Questa tensione è al centro di una poesia mai tradotta in italiano, irta di difficoltà, a cui mi sono dedicata anni fa: Böhmen liegt am Meer, “La Boemia sta sul mare”. È stata scritta tra il 1964 e il 1966, è stata pubblicata nel 1968, e si può immaginare il forte impatto politico che ebbe, subito dopo la primavera di Praga e l’invasione sovietica di agosto. Essa dichiara un’impossibilità fin dal titolo: notoriamente la Boemia non sta sul mare.

La molteplicità dei significati mette a dura prova il lavoro di traduzione. La Boemia qui è ein anderes Land, un’altra terra, dalla geografia incerta, visionaria, un luogo letterario e una terra promessa. Tutta la poesia rimanda a Shakespeare: dalla Boemia fantastica alle figure e agli ambienti marittimi shakespeariani.

Bachmann usa le parole sfogliandone i significati stratificati, sventagliandoli sotto gli occhi del lettore. Chi si prova a tradurre è indotto di conseguenza allo stesso lavorio di decostruzione, scoprendo a ogni parola quanto nel passaggio da una lingua all’altra poco si acquista e molto si perde. Soffermiamoci a mo’ d’esempio sul primo verso: Sind hierorts Häuser grün (Se da queste parti le case sono verdi) evoca l’espressione “Jemandem grün sein”, essere accogliente, ben disposto verso qualcuno. Il verde delle case sprigiona, in tedesco, la formula della disposizione ospitale. Lì dove le case non sono verdi, per l’io della poesia non è possibile trovare asilo. Solo i paesi dalle case verdi hanno dimore per i poeti. Ma in italiano? In italiano bisogna accontentarsi del verde associato alla speranza e all’infanzia. L’accoglienza, la buona disposizione verso l’estraneo, si perdono. Ma è solo un esempio: ogni verso di questo testo è un’onda di suggestioni difficile da riorganizzare nel testo d’arrivo. Dirò soltanto che tutto l’impianto formale della poesia oscilla tra i due poli del naufragio e dell’approdo, della caduta e della risalita, dell’immersione e dell’emersione.

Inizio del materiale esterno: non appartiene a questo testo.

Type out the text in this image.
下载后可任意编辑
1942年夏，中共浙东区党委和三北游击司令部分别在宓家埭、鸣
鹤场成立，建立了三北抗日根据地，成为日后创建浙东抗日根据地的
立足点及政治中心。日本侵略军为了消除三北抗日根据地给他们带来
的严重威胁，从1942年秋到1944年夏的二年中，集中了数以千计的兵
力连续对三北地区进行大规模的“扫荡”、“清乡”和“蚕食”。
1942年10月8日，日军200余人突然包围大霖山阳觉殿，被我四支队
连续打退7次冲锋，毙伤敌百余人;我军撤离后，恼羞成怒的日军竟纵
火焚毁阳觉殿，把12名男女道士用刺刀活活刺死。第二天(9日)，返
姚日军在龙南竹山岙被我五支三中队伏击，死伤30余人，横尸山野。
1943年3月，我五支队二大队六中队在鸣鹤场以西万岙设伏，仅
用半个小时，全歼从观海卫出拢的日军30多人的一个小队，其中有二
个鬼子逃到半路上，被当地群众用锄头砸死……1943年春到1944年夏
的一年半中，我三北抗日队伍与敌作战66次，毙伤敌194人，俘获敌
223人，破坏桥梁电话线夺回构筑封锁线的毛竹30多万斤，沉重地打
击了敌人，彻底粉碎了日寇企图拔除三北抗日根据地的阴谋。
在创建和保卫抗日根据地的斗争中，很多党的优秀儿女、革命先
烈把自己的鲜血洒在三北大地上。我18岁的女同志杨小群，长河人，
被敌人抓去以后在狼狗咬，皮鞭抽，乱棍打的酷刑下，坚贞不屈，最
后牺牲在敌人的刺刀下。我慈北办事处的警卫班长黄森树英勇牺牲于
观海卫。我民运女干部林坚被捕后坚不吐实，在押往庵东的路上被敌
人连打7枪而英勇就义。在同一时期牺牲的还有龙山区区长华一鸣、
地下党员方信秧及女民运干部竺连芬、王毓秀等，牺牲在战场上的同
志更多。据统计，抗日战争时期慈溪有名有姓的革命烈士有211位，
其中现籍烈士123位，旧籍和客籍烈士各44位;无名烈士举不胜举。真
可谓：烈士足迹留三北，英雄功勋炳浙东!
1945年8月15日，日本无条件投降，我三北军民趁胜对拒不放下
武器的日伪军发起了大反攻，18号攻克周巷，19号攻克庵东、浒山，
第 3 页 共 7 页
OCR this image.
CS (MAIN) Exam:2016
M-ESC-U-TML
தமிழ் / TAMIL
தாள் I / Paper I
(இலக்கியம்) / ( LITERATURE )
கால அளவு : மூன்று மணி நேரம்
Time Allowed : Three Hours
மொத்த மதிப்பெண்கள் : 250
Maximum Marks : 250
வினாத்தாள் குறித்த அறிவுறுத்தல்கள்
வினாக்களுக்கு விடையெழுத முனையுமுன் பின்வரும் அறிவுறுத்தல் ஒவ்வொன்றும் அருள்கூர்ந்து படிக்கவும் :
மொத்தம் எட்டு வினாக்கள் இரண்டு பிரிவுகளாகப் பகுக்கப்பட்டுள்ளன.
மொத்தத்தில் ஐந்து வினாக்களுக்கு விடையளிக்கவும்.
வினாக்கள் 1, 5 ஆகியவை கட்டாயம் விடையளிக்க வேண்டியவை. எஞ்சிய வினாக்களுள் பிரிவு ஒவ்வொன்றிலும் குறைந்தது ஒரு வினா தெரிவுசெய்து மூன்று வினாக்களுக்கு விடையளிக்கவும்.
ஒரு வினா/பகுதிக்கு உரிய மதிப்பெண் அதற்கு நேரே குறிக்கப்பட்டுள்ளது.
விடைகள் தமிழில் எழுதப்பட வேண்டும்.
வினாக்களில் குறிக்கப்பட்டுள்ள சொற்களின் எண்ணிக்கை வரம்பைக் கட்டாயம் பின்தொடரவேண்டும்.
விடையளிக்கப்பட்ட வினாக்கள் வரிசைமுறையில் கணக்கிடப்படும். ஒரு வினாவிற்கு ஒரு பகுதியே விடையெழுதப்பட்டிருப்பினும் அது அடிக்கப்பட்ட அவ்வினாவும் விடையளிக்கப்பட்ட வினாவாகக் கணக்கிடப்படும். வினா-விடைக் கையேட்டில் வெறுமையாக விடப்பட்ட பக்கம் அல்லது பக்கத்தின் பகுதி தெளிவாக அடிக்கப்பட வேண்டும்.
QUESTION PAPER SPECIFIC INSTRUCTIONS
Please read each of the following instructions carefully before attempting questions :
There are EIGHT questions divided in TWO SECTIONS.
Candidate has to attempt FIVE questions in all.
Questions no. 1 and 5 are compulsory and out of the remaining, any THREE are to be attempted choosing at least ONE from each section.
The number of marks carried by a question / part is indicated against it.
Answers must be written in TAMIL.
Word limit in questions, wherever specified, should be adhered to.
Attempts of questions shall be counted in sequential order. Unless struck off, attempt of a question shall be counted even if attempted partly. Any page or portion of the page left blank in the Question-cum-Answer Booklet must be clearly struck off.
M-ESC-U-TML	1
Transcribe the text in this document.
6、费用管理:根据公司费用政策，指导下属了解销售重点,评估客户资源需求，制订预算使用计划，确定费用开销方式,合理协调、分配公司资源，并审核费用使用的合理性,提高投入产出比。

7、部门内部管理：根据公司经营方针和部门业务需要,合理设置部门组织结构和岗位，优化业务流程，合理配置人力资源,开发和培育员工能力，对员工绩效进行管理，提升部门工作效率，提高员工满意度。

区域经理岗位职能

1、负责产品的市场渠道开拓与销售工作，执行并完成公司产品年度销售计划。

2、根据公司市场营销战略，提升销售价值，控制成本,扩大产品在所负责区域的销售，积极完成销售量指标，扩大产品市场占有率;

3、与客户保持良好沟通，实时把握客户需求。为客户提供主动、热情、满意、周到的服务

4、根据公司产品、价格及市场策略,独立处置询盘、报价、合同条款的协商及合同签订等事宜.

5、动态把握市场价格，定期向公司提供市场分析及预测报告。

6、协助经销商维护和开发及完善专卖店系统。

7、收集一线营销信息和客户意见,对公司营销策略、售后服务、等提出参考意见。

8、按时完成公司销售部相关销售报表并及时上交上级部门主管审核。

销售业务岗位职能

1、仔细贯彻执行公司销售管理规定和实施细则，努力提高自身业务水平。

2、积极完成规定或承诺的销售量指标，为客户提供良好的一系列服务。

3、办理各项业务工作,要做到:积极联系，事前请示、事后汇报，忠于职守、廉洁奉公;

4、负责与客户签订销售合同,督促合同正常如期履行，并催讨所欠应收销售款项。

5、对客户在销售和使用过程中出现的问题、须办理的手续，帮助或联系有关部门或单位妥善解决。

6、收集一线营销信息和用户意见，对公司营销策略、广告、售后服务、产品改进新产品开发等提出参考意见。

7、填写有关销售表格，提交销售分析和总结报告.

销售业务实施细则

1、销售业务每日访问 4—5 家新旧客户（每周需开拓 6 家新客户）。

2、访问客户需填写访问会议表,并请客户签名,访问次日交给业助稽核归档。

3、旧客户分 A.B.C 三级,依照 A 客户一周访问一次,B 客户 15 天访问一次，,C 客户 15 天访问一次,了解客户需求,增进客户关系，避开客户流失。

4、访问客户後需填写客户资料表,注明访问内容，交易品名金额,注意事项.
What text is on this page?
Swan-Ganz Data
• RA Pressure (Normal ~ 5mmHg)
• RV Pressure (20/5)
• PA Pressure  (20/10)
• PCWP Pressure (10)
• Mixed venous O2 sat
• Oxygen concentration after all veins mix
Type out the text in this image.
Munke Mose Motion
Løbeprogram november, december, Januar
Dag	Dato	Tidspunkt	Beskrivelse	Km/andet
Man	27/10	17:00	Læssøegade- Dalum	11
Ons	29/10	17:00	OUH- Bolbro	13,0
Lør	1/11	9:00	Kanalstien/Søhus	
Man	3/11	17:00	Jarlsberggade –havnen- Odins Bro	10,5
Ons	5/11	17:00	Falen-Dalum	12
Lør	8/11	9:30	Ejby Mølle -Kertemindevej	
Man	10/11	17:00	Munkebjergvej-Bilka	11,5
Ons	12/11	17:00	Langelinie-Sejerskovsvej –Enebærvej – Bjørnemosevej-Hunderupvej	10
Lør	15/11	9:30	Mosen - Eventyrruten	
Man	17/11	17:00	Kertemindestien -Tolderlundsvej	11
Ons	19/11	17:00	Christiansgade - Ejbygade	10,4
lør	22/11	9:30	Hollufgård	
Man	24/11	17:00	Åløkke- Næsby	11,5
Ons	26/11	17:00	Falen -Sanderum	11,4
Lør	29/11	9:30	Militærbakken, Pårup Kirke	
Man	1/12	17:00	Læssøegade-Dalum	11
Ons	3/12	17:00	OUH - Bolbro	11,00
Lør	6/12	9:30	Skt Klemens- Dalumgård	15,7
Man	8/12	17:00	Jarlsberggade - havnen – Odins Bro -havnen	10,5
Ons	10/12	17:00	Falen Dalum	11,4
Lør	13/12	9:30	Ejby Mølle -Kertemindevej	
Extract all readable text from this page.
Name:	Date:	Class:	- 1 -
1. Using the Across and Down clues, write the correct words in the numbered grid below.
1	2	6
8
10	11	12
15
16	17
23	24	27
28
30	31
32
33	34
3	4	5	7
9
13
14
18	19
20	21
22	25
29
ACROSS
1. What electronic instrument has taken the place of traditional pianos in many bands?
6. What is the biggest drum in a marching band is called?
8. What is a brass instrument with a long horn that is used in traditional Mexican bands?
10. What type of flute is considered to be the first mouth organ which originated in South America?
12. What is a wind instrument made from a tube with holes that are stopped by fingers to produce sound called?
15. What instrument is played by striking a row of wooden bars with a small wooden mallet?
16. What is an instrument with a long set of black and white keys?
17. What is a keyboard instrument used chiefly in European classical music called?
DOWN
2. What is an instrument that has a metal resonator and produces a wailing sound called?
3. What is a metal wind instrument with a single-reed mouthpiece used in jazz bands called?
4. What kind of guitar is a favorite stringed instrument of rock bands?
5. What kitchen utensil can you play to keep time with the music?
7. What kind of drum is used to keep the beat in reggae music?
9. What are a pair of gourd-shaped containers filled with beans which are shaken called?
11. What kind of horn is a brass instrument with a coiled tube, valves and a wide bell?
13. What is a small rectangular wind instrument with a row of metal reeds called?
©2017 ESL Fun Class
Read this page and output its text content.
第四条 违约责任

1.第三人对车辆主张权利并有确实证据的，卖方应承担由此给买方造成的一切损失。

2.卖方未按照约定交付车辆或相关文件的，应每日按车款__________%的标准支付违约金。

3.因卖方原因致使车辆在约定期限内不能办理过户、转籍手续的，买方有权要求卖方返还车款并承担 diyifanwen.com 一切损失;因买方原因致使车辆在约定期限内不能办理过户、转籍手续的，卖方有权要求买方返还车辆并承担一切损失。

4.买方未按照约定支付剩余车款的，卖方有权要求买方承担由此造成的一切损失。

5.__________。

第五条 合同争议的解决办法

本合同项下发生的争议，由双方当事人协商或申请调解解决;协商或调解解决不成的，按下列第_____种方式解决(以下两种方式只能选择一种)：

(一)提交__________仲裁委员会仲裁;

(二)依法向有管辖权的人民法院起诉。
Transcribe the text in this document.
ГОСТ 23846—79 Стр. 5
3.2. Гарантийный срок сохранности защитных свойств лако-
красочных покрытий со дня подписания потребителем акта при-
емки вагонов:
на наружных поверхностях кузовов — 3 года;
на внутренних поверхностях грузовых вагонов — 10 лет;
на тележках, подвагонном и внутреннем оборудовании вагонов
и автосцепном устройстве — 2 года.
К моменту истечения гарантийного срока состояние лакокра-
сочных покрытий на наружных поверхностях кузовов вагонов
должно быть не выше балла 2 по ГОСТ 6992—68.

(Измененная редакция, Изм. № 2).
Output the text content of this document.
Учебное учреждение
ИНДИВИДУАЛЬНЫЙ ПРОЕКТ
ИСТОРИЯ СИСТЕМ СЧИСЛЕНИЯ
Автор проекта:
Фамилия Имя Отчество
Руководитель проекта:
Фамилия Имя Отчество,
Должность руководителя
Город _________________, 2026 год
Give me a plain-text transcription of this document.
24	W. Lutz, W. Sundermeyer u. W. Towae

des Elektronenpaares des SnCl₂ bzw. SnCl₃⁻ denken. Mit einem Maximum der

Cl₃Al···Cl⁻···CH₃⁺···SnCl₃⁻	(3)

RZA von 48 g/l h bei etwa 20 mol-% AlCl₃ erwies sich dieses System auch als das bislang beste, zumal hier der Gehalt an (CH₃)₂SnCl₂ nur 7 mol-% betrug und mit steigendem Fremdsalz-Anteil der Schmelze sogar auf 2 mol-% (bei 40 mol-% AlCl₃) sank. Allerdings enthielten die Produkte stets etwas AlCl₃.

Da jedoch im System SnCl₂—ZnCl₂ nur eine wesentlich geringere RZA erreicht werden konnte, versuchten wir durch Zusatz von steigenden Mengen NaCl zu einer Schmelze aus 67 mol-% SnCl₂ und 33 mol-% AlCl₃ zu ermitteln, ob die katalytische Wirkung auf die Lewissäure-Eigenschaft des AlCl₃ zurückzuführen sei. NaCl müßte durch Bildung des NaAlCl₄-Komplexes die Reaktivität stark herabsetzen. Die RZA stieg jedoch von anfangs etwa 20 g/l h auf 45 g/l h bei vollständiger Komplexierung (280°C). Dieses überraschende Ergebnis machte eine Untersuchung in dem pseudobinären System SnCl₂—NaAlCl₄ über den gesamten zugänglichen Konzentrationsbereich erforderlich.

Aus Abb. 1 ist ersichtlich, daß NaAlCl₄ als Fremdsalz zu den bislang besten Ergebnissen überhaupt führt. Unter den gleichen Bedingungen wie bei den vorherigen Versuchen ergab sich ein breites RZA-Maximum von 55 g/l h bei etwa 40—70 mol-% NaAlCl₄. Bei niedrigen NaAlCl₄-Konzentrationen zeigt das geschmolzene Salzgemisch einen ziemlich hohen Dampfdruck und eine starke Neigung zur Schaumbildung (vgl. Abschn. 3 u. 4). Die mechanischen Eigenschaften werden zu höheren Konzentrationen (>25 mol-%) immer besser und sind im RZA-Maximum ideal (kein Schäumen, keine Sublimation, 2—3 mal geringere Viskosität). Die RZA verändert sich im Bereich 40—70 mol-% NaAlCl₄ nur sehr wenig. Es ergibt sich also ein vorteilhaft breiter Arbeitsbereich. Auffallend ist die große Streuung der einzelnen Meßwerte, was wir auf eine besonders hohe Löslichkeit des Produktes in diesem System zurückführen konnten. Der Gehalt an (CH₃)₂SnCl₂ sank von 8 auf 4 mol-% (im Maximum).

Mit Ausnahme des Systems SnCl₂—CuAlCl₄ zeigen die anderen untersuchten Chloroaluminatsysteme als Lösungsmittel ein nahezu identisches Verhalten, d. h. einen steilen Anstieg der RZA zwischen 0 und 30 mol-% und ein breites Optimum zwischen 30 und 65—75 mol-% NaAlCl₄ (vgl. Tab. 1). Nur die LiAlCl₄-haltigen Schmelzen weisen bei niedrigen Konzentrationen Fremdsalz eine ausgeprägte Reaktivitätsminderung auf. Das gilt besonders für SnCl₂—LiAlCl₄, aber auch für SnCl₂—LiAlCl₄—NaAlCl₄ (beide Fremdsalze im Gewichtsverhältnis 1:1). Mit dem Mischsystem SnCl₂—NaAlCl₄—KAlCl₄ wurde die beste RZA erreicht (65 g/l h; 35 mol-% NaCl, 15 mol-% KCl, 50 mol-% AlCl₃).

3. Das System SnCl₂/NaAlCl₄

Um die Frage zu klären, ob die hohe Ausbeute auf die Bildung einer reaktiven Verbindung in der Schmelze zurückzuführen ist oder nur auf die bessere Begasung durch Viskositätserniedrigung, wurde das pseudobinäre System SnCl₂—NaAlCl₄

In un’alternanza di disperazione e di speranza, di sradicamento e di ricerca di nuove radici, i versi approdano infine a una sorta di ricostituzione dopo lo smembramento, a un recupero della parola poetica, ma dentro nuovi orizzonti (“accosto ancora a una parola e a un’altra terra”). In questo senso la Boemia diventa il mondo fiabesco in cui i ponti sono ancora intatti e le case sono verdi, ospitali, la patria di tutti i senza-patria, i “disancorati”, coloro che sono “senza àncora”.

Ma quanto di tutta questa ricchezza arriva in italiano? E se risulta impossibile che arrivi, cosa bisogna fare, rinunciare a tradurre?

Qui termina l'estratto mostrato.